Rupert Murdoch (Image: AAP/Dan Himbrechts)

As Australian media reels from the dismantling of its regional newspaper business, can I dare to suggest that perhaps it is not all Rupert Murdoch’s fault.

I’m not saying News Corp’s decision was anything but its own, or that the company didn’t make mistakes. I’m simply saying that it is not alone. Nor even first.

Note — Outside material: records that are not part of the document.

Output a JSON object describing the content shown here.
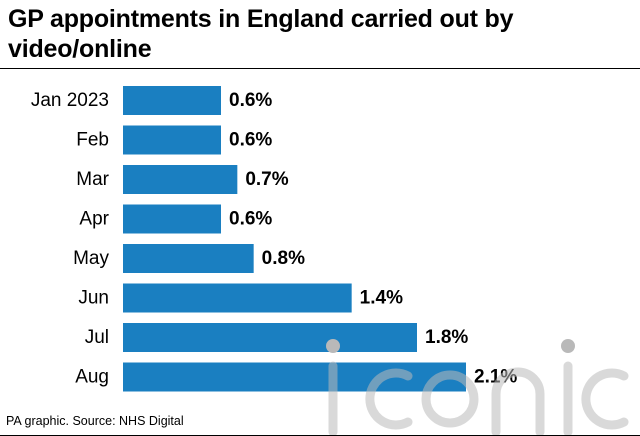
{
  "title": "GP appointments in England carried out by video/online",
  "source": "PA graphic. Source: NHS Digital",
  "watermark": "iconic",
  "colors": {
    "bar": "#1a7fc1",
    "watermark": "#b9b9b9"
  },
  "chart_data": {
    "type": "bar",
    "orientation": "horizontal",
    "categories": [
      "Jan 2023",
      "Feb",
      "Mar",
      "Apr",
      "May",
      "Jun",
      "Jul",
      "Aug"
    ],
    "values": [
      0.6,
      0.6,
      0.7,
      0.6,
      0.8,
      1.4,
      1.8,
      2.1
    ],
    "value_labels": [
      "0.6%",
      "0.6%",
      "0.7%",
      "0.6%",
      "0.8%",
      "1.4%",
      "1.8%",
      "2.1%"
    ],
    "unit": "%",
    "xlim": [
      0,
      2.1
    ],
    "grid": false,
    "legend": "none"
  }
}
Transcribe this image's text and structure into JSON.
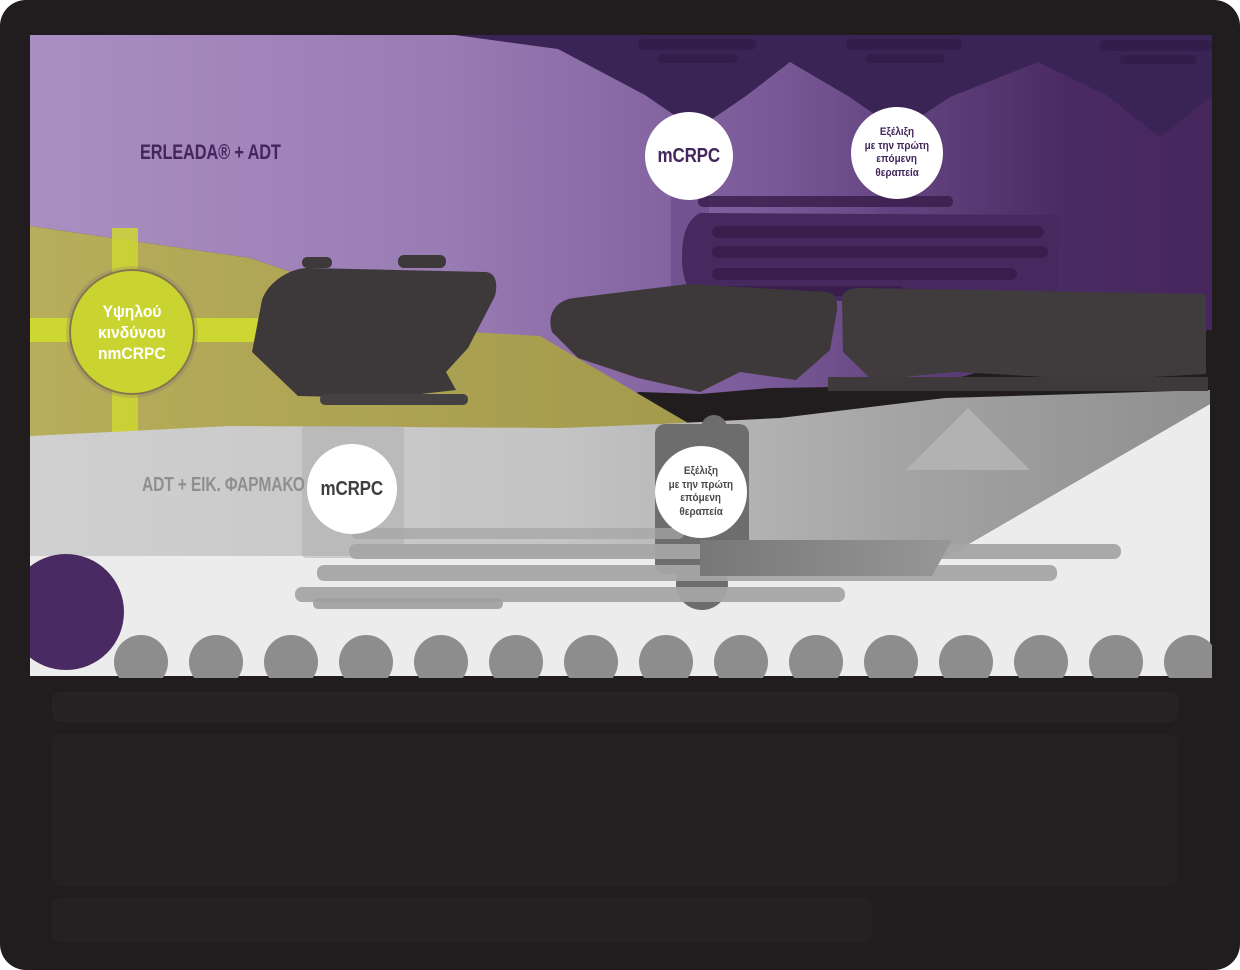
{
  "arms": {
    "erleada": {
      "label": "ERLEADA® + ADT"
    },
    "control": {
      "label": "ADT + ΕΙΚ. ΦΑΡΜΑΚΟ"
    }
  },
  "start": {
    "line1": "Υψηλού",
    "line2": "κινδύνου",
    "line3": "nmCRPC"
  },
  "erleada_nodes": {
    "mcrpc": "mCRPC",
    "progression": {
      "line1": "Εξέλιξη",
      "line2": "με την πρώτη",
      "line3": "επόμενη",
      "line4": "θεραπεία"
    }
  },
  "control_nodes": {
    "mcrpc": "mCRPC",
    "progression": {
      "line1": "Εξέλιξη",
      "line2": "με την πρώτη",
      "line3": "επόμενη",
      "line4": "θεραπεία"
    }
  },
  "timeline": {
    "dot_count": 15
  },
  "colors": {
    "background": "#211d1e",
    "purple_light": "#a98fc1",
    "purple_dark": "#49285f",
    "purple_arrow": "#3a2355",
    "purple_deep": "#42265c",
    "yellow": "#c9d431",
    "olive": "#ab9f50",
    "gray_band": "#c6c6c6",
    "gray_stripe": "#6d6d6d",
    "gray_light": "#ececec",
    "dot_gray": "#8d8d8d",
    "charcoal": "#3d393a",
    "control_text": "#8f8f8f",
    "control_node_text": "#4a4a4a"
  }
}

Just the biggest.

After all, Nine offloaded its Australian Community Media (ACM) before the merger ink with Fairfax was barely dry last year.

New owner and former Domain exec Antony Catalano was then going to be the saviour of the News Corp regional papers until that deal broke down only two weeks ago.

This led to News announcing the closure of its print titles this week while Catalano, who has also shuttered most of the ACM papers during the pandemic, refused to say when or if they would reopen.

And let’s not forget that Nine is as complicit as News in the current efforts to kill Australian Associated Press.

Nor is the problem confined to Australia where the Murdoch media certainly has an unhealthy dominance. The US has been heading down this path for many years, but 2020 began with the sound of the death knell for local papers ringing louder.

The great investment guru Warren Buffett was the harbinger of bad news in January when his Berkshire Hathaway company announced it had sold off its entire newspaper stable.

It was significant not just because the Oracle of Omaha so rarely admits defeat, but because in the space of a few short years he had gone from being a self-declared newspaper “addict” to dismissing the industry as “toast”.

The depressing terms “news deserts” and “ghost papers” we see being used this week in Australia come from the American experience.

Only last December the University of North Carolina School of Media and Journalism reported that over the past 15 years one in five newspapers in the US have closed.

Not only have some 2000 papers disappeared, but so too have a quarter of all journalists’ jobs.

Australia would now be rivalling them for devastation. Our only salvation is we have a fine public broadcaster which is now even more vital for regional news despite the attacks of columnists in The Australian suffering ABC derangement syndrome.

The US’ handling of the same crisis doesn’t provide much in the way of encouragement.

Private equity buyouts have been as disastrous as everything else they touch. Headlines talk of the hedge fund newspaper rescue model “buy, slash, sell the buildings”.

Being America, philanthropists are being seen as the saviour of last resort.

Though as they learned with Buffett, no matter how rich the owner, these are businesses underneath.

One group trying a different model is The American Journalism Project which bills itself as “a new venture philanthropy organisation dedicated to local news” by providing investment and support to local civic news organisations.

The rare cases of media philanthropy in Australia such as the Judith Neilson Institute have not been as targeted. And who can forget the eminently forgettable The Global Mail online newspaper which philanthropist Graeme Wood exited after only two years.

Some US examples who have gone the full not-for-profit route warn the downside can be that trying to appease rich donors can result in a product that is just, well, boring.

Not that Australian media is unfamiliar with the experience of appeasing rich owners, from Big Kerry Packer to Little Kerry Stokes and of course the biggest of them all in Rupert Murdoch.

We’ve seen how that story ends. If they haven’t bailed out or gone broke, it’s usually only a matter of time.

To be fair to News Corp, they’ve been hanging in there longer than most.